Nothing gets a passionate foodie fired up more than claims on their national dish. Here’s where it has turned ugly.
United against a common enemy
For a short period of two weeks in early April, Singaporeans and Malaysians (as well as some Indonesians and Bruneians) united against one common enemy – the judges of MasterChef UK.
For those who missed the whole food fight, you can catch up here.
The fight also called to question the origin of rendang – is it Malaysian or Indonesian? The answer is… are you kidding? We’re not getting in the middle of that.
During that moment of unity, it’s hard to imagine that these two neighbours were themselves having a culinary conflict in 2009.
Singaporeans had always considered chilli crab their national dish, along with chicken rice.
Even the official Visit Singapore webpage cites the dish’s humble beginnings from a pushcart in 1956 and calls chilli crab “among Singapore’s greatest culinary inventions.”
So imagine everyone’s surprise when the Malaysian Tourism Minister was quoted in a local newspaper as saying, “We cannot continue to let other countries hijack our food. Chilli crab is Malaysian. Hainanese chicken rice is Malaysian. We have to lay claim to our food.”
While she never mentioned Singapore by name, it was pretty clear who she meant.
Singaporean netizens went online to rigorously reclaim their national dishes but the conflict was short-lived because Malaysians weren’t putting up too much of a fight – there were also puzzled by the Minister’s claims.
As with all online furores, this issue eventually simmered down.
Read on for these other famous food fights
This spicy dish of fermented pickled cabbage has always been associated with Korea.
It’s so beloved that the first Korean astronaut even brought this side dish staple to space in 2008.
However, Japan stepped on some toes when they tried to co-opt the dish by making and marketing their own version of it, which often skips the fermentation process and uses artificial sour flavouring instead.

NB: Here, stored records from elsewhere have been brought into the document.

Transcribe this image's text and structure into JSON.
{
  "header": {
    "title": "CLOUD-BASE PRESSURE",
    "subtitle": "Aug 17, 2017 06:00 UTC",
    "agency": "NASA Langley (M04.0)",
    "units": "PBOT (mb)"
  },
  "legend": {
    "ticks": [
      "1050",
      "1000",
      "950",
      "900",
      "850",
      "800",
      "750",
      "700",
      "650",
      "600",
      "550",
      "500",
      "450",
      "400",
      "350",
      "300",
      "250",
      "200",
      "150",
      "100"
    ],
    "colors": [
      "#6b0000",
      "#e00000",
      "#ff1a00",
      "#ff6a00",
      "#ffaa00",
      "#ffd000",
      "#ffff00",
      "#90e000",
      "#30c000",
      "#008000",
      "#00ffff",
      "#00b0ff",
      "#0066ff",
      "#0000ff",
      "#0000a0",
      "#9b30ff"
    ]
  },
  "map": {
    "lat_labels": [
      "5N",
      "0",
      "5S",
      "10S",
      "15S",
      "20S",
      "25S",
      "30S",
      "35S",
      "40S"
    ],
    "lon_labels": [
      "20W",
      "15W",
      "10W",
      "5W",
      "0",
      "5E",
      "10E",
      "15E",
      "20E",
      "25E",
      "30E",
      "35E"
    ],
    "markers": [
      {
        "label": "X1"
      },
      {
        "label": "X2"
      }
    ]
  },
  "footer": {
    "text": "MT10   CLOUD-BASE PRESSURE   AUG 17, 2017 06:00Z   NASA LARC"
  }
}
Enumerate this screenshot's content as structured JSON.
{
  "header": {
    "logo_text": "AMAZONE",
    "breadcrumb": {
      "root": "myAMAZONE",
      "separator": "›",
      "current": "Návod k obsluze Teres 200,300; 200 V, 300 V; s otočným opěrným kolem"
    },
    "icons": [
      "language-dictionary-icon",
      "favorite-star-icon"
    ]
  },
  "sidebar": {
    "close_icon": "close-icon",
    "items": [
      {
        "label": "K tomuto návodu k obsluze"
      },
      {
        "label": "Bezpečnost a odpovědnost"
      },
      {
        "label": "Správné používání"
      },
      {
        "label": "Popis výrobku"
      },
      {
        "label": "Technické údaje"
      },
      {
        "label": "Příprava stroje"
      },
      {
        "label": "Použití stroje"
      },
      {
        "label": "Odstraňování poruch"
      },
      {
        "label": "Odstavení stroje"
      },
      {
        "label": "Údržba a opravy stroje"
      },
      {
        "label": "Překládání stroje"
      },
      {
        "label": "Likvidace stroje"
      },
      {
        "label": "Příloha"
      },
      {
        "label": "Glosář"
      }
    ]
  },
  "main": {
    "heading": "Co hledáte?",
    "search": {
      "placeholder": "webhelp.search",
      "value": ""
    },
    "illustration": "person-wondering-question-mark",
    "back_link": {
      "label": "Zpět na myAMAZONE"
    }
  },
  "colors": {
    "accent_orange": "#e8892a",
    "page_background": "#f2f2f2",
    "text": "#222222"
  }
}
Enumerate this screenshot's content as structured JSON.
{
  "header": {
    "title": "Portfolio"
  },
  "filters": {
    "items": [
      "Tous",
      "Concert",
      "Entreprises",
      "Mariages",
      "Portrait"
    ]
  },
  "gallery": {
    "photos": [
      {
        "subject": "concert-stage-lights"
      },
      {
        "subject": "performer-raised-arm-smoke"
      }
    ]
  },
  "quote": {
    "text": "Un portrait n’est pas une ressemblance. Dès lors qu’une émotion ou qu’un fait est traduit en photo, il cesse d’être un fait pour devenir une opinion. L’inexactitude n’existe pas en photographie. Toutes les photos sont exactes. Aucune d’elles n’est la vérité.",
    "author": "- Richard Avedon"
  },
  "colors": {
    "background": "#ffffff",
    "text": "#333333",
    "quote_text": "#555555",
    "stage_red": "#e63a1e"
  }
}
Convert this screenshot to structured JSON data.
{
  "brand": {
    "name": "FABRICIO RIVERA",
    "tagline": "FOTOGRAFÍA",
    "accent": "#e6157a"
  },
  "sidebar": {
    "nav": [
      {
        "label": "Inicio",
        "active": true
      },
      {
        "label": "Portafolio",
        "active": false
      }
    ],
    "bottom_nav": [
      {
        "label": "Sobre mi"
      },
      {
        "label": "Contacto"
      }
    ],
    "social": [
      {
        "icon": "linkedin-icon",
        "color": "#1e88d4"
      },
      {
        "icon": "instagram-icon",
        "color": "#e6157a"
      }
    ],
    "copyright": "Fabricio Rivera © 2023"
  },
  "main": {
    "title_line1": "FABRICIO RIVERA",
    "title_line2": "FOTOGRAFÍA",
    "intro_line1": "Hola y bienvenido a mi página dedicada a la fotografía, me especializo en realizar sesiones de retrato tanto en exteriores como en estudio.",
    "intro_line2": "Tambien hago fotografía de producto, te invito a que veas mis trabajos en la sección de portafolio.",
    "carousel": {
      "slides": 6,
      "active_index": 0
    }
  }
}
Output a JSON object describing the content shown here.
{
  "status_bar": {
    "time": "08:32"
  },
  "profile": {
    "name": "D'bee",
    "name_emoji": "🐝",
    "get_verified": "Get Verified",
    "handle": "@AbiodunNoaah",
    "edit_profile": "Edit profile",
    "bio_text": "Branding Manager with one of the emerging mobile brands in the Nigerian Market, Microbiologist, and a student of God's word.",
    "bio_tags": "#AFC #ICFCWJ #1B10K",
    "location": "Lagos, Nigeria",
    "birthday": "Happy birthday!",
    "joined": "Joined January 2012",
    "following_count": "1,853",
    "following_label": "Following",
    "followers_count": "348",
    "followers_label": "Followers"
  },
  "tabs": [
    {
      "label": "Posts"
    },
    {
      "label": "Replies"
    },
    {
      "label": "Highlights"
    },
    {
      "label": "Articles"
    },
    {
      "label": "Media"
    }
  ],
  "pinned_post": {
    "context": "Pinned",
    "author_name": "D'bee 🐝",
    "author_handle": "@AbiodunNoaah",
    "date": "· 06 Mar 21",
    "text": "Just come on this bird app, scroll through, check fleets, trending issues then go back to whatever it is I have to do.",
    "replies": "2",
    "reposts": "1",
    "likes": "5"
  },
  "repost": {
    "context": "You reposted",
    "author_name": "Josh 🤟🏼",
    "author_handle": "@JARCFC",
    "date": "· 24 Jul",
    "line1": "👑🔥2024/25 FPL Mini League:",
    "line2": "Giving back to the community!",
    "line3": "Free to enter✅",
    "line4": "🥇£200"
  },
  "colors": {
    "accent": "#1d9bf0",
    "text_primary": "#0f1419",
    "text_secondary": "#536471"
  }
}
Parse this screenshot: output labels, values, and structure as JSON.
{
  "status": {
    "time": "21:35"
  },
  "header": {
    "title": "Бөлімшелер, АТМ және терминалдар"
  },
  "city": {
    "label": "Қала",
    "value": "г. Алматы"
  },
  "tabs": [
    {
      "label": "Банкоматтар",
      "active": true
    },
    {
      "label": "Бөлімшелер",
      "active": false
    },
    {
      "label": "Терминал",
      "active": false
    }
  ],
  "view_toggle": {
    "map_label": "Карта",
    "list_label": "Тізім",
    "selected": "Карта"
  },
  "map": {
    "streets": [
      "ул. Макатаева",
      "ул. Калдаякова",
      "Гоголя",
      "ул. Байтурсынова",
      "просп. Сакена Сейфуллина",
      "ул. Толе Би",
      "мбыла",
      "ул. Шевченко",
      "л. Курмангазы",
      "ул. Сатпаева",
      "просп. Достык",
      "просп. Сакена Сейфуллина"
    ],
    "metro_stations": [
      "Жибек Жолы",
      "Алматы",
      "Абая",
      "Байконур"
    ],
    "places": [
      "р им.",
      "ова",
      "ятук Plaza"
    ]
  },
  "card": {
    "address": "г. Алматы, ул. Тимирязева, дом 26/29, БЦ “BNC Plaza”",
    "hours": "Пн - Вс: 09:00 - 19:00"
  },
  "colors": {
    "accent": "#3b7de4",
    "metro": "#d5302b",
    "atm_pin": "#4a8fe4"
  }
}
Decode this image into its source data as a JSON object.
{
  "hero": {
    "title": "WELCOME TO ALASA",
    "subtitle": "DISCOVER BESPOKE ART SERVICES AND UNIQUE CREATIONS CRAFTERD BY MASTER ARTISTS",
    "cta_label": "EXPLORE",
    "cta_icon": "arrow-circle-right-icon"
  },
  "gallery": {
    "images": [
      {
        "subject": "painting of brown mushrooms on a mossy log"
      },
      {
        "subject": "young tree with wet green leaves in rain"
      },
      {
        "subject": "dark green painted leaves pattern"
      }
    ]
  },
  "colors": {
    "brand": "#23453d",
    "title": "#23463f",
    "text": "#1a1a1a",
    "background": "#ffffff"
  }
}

Korea wants Japan to stop calling their version kimchi, while Japan argues that Korea has no monopoly on the name.
While it’s accepted that the light and fluffy pavlova is named after Russian ballet dancer, Anna Pavlova, what isn’t as clear cut is which country came up with the meringue-based dessert first.
Pavlova expert Dr Helen Leach from University of Otago says she can find “at least 21 pavlova recipes in New Zealand cookbooks by 1940, which was the year the first Australian ones appeared.”
Australians claim that the recipe originated from a chef in Perth, Western Australia, around 1935.
The Oxford English Dictionary seemed to have settled the dispute in 2010 when it said that the first recorded pavlova recipe appeared in New Zealand in 1927.
However, it then listed the origins as “Austral. and N.Z.”. Who will eventually get the sweet taste of success?